If the political economy today is preoccupied with institutions, the “rules of the economic game”, including laws and norms, now pivotal in the explanation of the vast differences in the prosperity of countries, then much of the credit goes to Douglass C. North, who died on November 23. Along with Robert Fogel, North won the Nobel prize for economics in 1993 for contributions to economic history — in particular, bringing to the discipline quantitative tools of statistics and conventional economics, now known as cliometrics after Clio, the muse of history. While pondering over how societies have diverged — “after all, we all descended from primitive hunting and gathering bands” — North realised that conventional economic analysis and tools fell short.

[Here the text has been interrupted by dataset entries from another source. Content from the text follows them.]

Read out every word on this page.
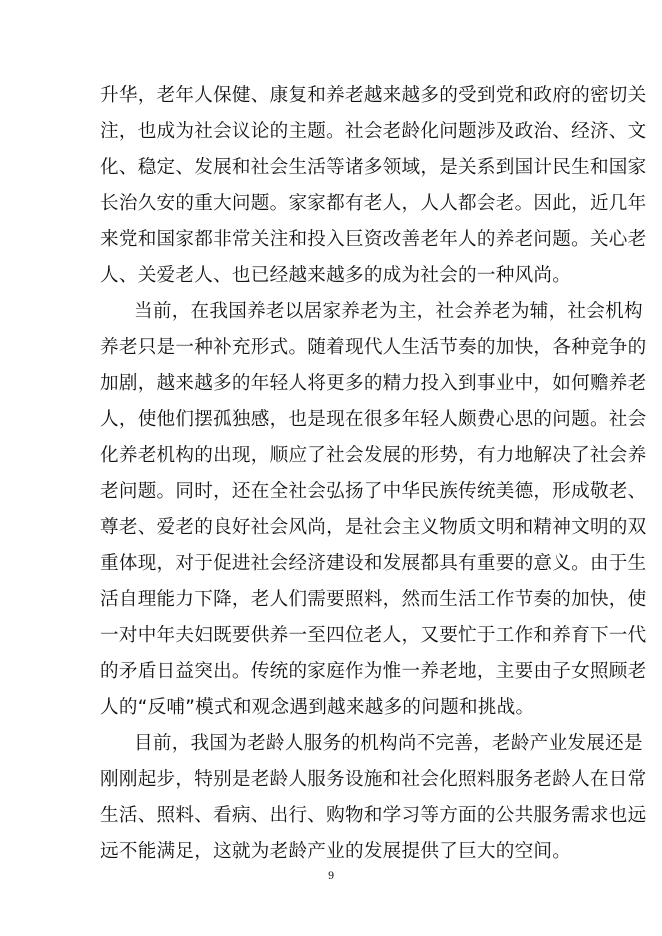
升华，老年人保健、康复和养老越来越多的受到党和政府的密切关
注，也成为社会议论的主题。社会老龄化问题涉及政治、经济、文
化、稳定、发展和社会生活等诸多领域，是关系到国计民生和国家
长治久安的重大问题。家家都有老人，人人都会老。因此，近几年
来党和国家都非常关注和投入巨资改善老年人的养老问题。关心老
人、关爱老人、也已经越来越多的成为社会的一种风尚。
当前，在我国养老以居家养老为主，社会养老为辅，社会机构
养老只是一种补充形式。随着现代人生活节奏的加快，各种竞争的
加剧，越来越多的年轻人将更多的精力投入到事业中，如何赡养老
人，使他们摆孤独感，也是现在很多年轻人颇费心思的问题。社会
化养老机构的出现，顺应了社会发展的形势，有力地解决了社会养
老问题。同时，还在全社会弘扬了中华民族传统美德，形成敬老、
尊老、爱老的良好社会风尚，是社会主义物质文明和精神文明的双
重体现，对于促进社会经济建设和发展都具有重要的意义。由于生
活自理能力下降，老人们需要照料，然而生活工作节奏的加快，使
一对中年夫妇既要供养一至四位老人，又要忙于工作和养育下一代
的矛盾日益突出。传统的家庭作为惟一养老地，主要由子女照顾老
人的“反哺”模式和观念遇到越来越多的问题和挑战。
目前，我国为老龄人服务的机构尚不完善，老龄产业发展还是
刚刚起步，特别是老龄人服务设施和社会化照料服务老龄人在日常
生活、照料、看病、出行、购物和学习等方面的公共服务需求也远
远不能满足，这就为老龄产业的发展提供了巨大的空间。
9
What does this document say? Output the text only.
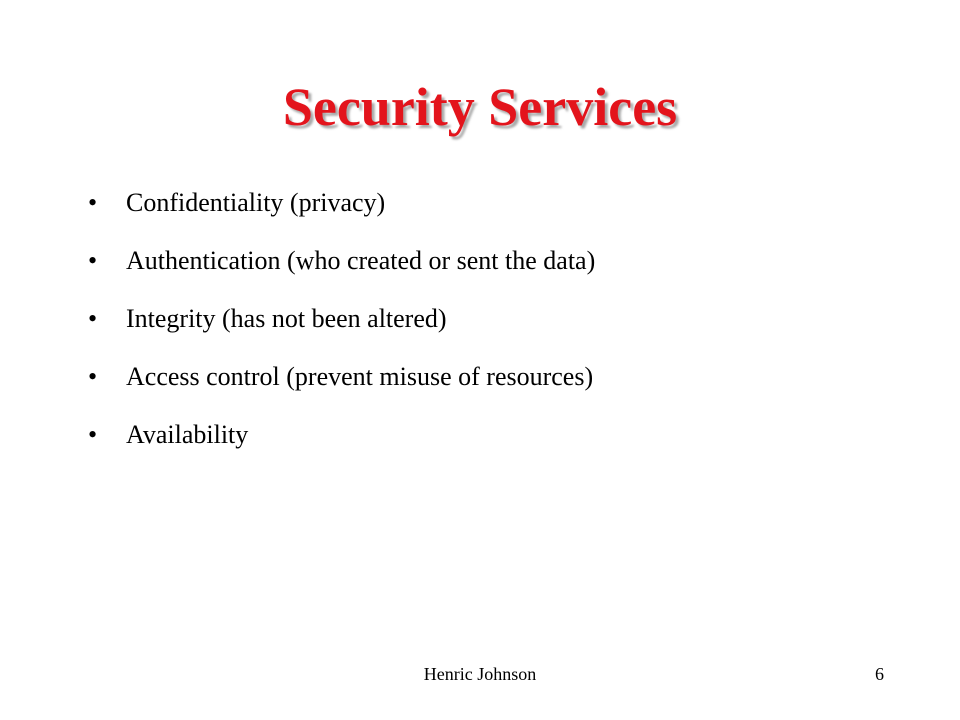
Security Services
•	Confidentiality (privacy)
•	Authentication (who created or sent the data)
•	Integrity (has not been altered)
•	Access control (prevent misuse of resources)
•	Availability
Henric Johnson	6
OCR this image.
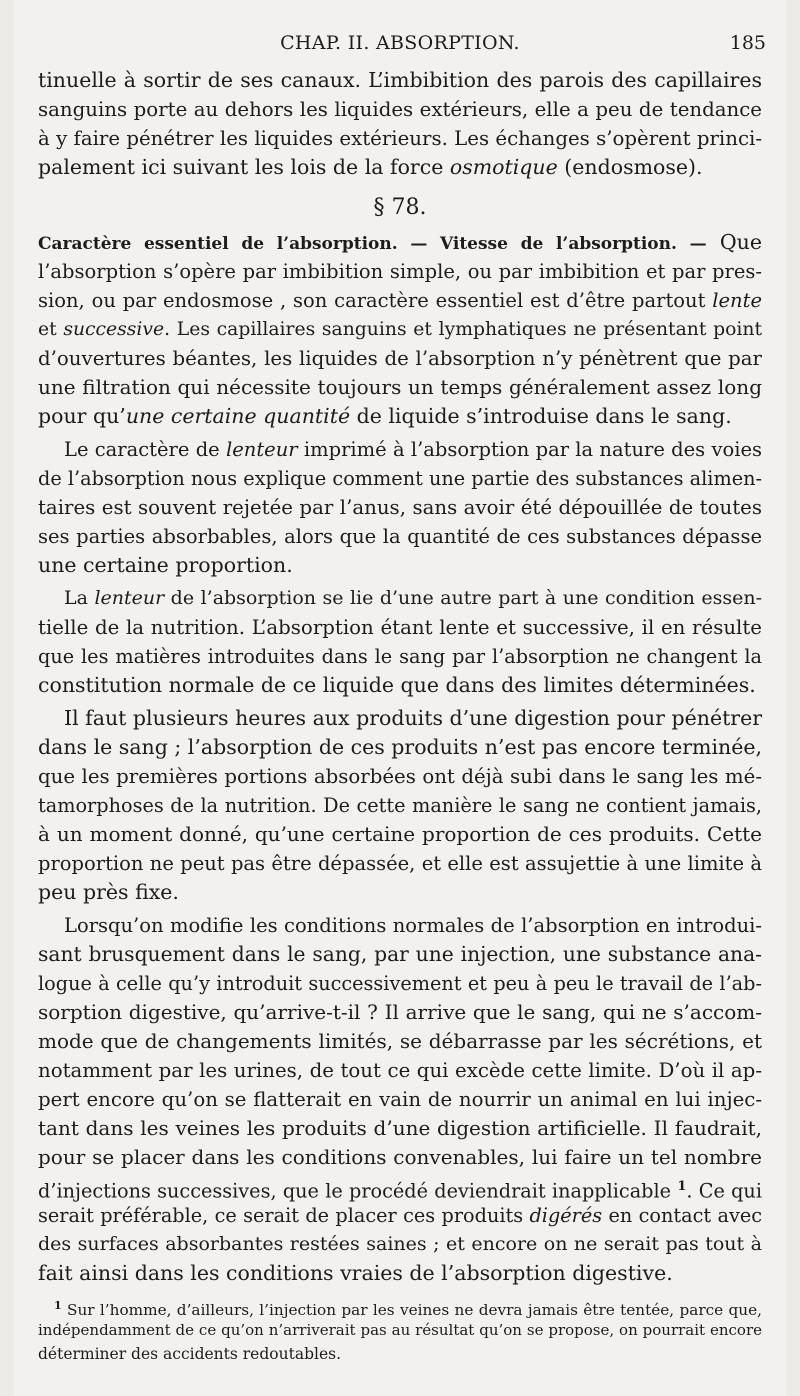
CHAP. II. ABSORPTION.	185
tinuelle à sortir de ses canaux. L’imbibition des parois des capillaires
sanguins porte au dehors les liquides extérieurs, elle a peu de tendance
à y faire pénétrer les liquides extérieurs. Les échanges s’opèrent princi-
palement ici suivant les lois de la force osmotique (endosmose).
§ 78.
Caractère essentiel de l’absorption. — Vitesse de l’absorption. — Que
l’absorption s’opère par imbibition simple, ou par imbibition et par pres-
sion, ou par endosmose , son caractère essentiel est d’être partout lente
et successive. Les capillaires sanguins et lymphatiques ne présentant point
d’ouvertures béantes, les liquides de l’absorption n’y pénètrent que par
une filtration qui nécessite toujours un temps généralement assez long
pour qu’une certaine quantité de liquide s’introduise dans le sang.
Le caractère de lenteur imprimé à l’absorption par la nature des voies
de l’absorption nous explique comment une partie des substances alimen-
taires est souvent rejetée par l’anus, sans avoir été dépouillée de toutes
ses parties absorbables, alors que la quantité de ces substances dépasse
une certaine proportion.
La lenteur de l’absorption se lie d’une autre part à une condition essen-
tielle de la nutrition. L’absorption étant lente et successive, il en résulte
que les matières introduites dans le sang par l’absorption ne changent la
constitution normale de ce liquide que dans des limites déterminées.
Il faut plusieurs heures aux produits d’une digestion pour pénétrer
dans le sang ; l’absorption de ces produits n’est pas encore terminée,
que les premières portions absorbées ont déjà subi dans le sang les mé-
tamorphoses de la nutrition. De cette manière le sang ne contient jamais,
à un moment donné, qu’une certaine proportion de ces produits. Cette
proportion ne peut pas être dépassée, et elle est assujettie à une limite à
peu près fixe.
Lorsqu’on modifie les conditions normales de l’absorption en introdui-
sant brusquement dans le sang, par une injection, une substance ana-
logue à celle qu’y introduit successivement et peu à peu le travail de l’ab-
sorption digestive, qu’arrive-t-il ? Il arrive que le sang, qui ne s’accom-
mode que de changements limités, se débarrasse par les sécrétions, et
notamment par les urines, de tout ce qui excède cette limite. D’où il ap-
pert encore qu’on se flatterait en vain de nourrir un animal en lui injec-
tant dans les veines les produits d’une digestion artificielle. Il faudrait,
pour se placer dans les conditions convenables, lui faire un tel nombre
d’injections successives, que le procédé deviendrait inapplicable $^1$. Ce qui
serait préférable, ce serait de placer ces produits digérés en contact avec
des surfaces absorbantes restées saines ; et encore on ne serait pas tout à
fait ainsi dans les conditions vraies de l’absorption digestive.
$^1$ Sur l’homme, d’ailleurs, l’injection par les veines ne devra jamais être tentée, parce que,
indépendamment de ce qu’on n’arriverait pas au résultat qu’on se propose, on pourrait encore
déterminer des accidents redoutables.
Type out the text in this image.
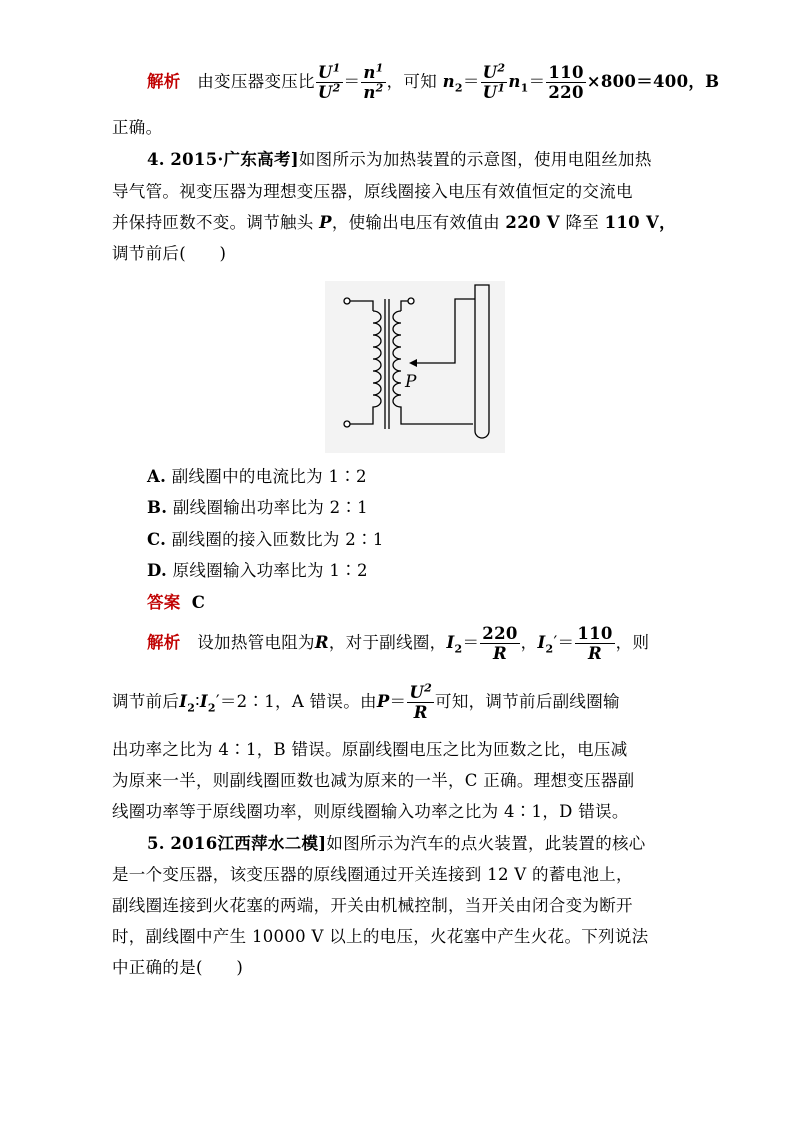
解析 由变压器变压比 $\frac{U^1}{U^2} = \frac{n^1}{n^2}$ ，可知 $n_2= \frac{U^2}{U^1} n_1= \frac{110}{220} \times 800=400$，B
正确。
4. 2015·广东高考]如图所示为加热装置的示意图，使用电阻丝加热
导气管。视变压器为理想变压器，原线圈接入电压有效值恒定的交流电
并保持匝数不变。调节触头 P，使输出电压有效值由 220 V 降至 110 V，
调节前后(　　)
P
A. 副线圈中的电流比为 1∶2
B. 副线圈输出功率比为 2∶1
C. 副线圈的接入匝数比为 2∶1
D. 原线圈输入功率比为 1∶2
答案 C
解析 设加热管电阻为R，对于副线圈，$I_2= \frac{220}{R}$ ，$I_2'= \frac{110}{R}$ ，则
调节前后$I_2∶I_2'=2∶1$，A 错误。由$P= \frac{U^2}{R}$ 可知，调节前后副线圈输
出功率之比为 4∶1，B 错误。原副线圈电压之比为匝数之比，电压减
为原来一半，则副线圈匝数也减为原来的一半，C 正确。理想变压器副
线圈功率等于原线圈功率，则原线圈输入功率之比为 4∶1，D 错误。
5. 2016江西萍水二模]如图所示为汽车的点火装置，此装置的核心
是一个变压器，该变压器的原线圈通过开关连接到 12 V 的蓄电池上，
副线圈连接到火花塞的两端，开关由机械控制，当开关由闭合变为断开
时，副线圈中产生 10000 V 以上的电压，火花塞中产生火花。下列说法
中正确的是(　　)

As North asserted in a 1968 article, shipping productivity fell between 1750 and 1910, not because of improved technology leading to lower costs, but because of organisational changes, including reduced piracy and, therefore, insurance costs, improved ports and organisation. North came to see, and show the world, that markets are, in fact, embedded in institutions, which can reduce transaction costs, blunt market failure, align individual and social incentives and, as a result, spur progress. A defence, if there ever was one, of public institutions and the move away from the efficiency argument of markets.
North argued that institutions have a glacial pace of change and are related to a society’s cultural underpinnings. But there is an inherent sticking point: Do institutions change over time in response to the need to reduce transaction costs, or to suit powerful insiders? And is North’s explanation of change and progress too path-dependent? There are still many open questions in new institutionalism, but North did the spadework for a fertile ground for research.